Percorrendo la strada del cacao, che sale parallela alla costa e fitta di florida vegetazione tropicale, la nostra prima tappa è stata, a sorpresa, proprio l’asilo. Un’emozione fortissima: tutto era tappezzato dei disegni che i bambini avevano colorato e dedicato a noi, con tanto di firma. Non appena ci siamo affacciate, curiose e impazienti, alle loro aule, siamo state soffocate dai loro abbracci, e le nostre orecchie hanno iniziato ad abituarsi alle vocine sottili, che ogni giorno ci avrebbero chiamato “tia”, cioè “zia”. Un modo per dire il loro calore e insieme il bisogno d’affetto, fin dal momento dell’accoglienza. E così è stato ogni giorno: denso di emozioni, alimentate dal sorriso e dalla dolcezza dei bimbi.
Abbiamo passato la maggior parte del giorno con un centinaio di bambini tra i 3 e gli 11 anni, compresi quelli del doposcuola. Le attività erano abbastanza scandite durante l’arco della giornata, e spaziavano dal semplice star accanto a loro durante le lezioni, al giocare insieme in giardino, far loro la doccia, “coordinarli” nel mantenere la fila durante il pranzo, sempre a base della tipica fejoada (riso, carne e fagioli, con la farina di manioca che loro amano tanto), “ninnarli” poi in dormitorio per farli addormentare durante l’ora del riposino, e accompagnarli poi nelle altre loro attività, tra le quali in primis la capoeira, la danza-lotta afrobrasiliana cui vengono educati sin da piccolissimi. Non ci è nemmeno mancato di dover impartire lezioni di italiano, ovviamente non ai bambini. Loro, però, ci hanno insegnato l’amore, quello incondizionato che i più piccoli sono capaci di provare e offrire, e che lì abbiamo visto concretizzare anche da molti adulti, perché è l’unico modo per andare avanti e riuscire a superare anche le situazioni più drammatiche.

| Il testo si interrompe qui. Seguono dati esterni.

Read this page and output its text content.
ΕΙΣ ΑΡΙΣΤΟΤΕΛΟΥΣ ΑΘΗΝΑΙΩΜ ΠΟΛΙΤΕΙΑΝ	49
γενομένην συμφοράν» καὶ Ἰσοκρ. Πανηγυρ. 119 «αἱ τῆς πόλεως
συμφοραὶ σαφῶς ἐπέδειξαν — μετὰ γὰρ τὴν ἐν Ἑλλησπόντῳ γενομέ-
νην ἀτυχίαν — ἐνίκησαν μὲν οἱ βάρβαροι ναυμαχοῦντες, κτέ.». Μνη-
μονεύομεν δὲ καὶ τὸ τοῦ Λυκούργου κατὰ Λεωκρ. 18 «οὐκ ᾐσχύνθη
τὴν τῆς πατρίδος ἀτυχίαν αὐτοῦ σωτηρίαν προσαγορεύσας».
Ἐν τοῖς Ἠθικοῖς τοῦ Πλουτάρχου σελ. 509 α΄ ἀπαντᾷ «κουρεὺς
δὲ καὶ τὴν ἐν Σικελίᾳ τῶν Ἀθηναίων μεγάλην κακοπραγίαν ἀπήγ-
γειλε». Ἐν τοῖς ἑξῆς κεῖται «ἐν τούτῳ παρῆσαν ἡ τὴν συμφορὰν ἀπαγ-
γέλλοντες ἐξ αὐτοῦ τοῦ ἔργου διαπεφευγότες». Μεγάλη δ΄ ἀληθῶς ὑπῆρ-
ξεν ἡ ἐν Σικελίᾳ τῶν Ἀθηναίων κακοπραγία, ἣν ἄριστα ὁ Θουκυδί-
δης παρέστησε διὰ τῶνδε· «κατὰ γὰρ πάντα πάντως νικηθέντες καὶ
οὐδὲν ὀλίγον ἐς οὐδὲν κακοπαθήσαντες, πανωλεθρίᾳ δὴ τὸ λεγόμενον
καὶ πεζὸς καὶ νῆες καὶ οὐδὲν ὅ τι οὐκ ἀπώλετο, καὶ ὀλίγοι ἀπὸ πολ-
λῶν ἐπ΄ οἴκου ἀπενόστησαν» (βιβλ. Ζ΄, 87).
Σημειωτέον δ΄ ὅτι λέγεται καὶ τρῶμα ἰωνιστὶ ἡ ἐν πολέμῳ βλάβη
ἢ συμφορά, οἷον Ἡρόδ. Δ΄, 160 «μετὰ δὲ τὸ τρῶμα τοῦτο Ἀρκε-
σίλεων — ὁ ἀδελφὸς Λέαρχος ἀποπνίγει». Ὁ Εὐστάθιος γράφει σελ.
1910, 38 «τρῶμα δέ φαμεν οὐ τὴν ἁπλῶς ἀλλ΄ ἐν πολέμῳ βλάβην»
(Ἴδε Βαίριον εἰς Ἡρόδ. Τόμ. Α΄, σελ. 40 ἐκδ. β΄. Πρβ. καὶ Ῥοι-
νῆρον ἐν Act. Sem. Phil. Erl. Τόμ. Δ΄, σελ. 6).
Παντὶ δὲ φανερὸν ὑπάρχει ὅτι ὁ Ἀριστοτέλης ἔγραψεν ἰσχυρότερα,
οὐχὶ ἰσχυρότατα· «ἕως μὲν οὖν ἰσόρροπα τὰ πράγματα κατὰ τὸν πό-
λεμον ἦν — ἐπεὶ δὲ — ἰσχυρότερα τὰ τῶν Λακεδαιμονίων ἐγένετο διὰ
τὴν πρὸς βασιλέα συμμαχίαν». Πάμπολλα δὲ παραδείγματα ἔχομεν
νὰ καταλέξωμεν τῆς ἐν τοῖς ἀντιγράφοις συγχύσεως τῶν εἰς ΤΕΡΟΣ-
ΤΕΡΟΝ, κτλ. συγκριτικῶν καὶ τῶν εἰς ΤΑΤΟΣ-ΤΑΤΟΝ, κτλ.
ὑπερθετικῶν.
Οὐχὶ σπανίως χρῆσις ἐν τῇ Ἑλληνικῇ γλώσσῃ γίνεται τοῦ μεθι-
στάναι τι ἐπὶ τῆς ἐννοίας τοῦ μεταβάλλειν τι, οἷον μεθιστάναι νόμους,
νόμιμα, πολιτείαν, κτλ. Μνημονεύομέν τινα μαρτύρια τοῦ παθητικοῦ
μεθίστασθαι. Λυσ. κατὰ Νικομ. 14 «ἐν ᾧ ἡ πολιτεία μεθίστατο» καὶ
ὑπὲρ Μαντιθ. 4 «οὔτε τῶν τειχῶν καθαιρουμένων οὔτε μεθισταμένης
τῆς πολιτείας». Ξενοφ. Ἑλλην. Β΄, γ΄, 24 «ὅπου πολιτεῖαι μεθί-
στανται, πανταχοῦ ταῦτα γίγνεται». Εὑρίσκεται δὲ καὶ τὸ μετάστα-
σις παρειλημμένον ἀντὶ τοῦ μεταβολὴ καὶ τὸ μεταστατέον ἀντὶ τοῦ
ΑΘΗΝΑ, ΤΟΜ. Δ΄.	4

I momenti per noi più formativi e che ci hanno fatto davvero conoscere la realtà sono stati quelli in cui Regina ci portava a fare il quasi quotidiano giro delle famiglie, sulle nostre immancabili biciclette, sotto la pioggia del caldo inverno baiano, attraversando con fatica strade piene del fango rossiccio, o sotto il caldo delle giornate più soleggiate, lungo stradine che portavano al fiume, a volte circondate da avvoltoi. Ci siamo trovate davanti a situazioni impensabili per una società come la nostra, situazioni in cui il significato che noi attribuiamo a “famiglia” e “casa” è completamente ribaltato, se non inesistente. Da studentesse della facoltà di Medicina, ci è stata data l’opportunità di andare a conoscere anche il sistema sanitario di Canavieiras, in cui l’ospedale è gestito più dagli infermieri che dai medici, spesso assenti, e da anni si trova in una fase di stallo, in attesa di un’opera di ristrutturazione che sembra non arrivare mai. Numerosi sono anche i centri di prevenzione per malattie sessualmente trasmissibili, di vaccinazioni, di vigilanza sanitaria, impegnati nell’arduo e continuo tentativo di educare la popolazione anche alle minime attenzioni.
Insieme a questo, il Brasile ci ha offerto i paesaggi mozzafiato di Bahia, dalla foresta pluviale atlantica, patrimonio dell’Unesco, alle chilometriche spiagge bianche e dorate costellate di palme di cocco, dalle mangrovie piene di granchi alle vaste piantagioni di cacao e alle fazende, dalle strade in terra rossa battuta ai vivaci colori che non mancano mai neanche sulle facciate delle abitazioni più povere. «Dovunque io vada porto il Brasile con me – scriveva ancora Amado -, purtroppo non porto con me la farina di manioca, ogni giorno mi manca, a pranzo e a cena». Manca anche a noi, come quella terra e quei bambini.
* 22 anni, di Roccasecca (Fr), terzo anno di Tecniche di fisiopatologia cardiocircolatoria e perfusione cardiovascolare, facoltà di Medicina e Chirurgia, collegio Ker Maria.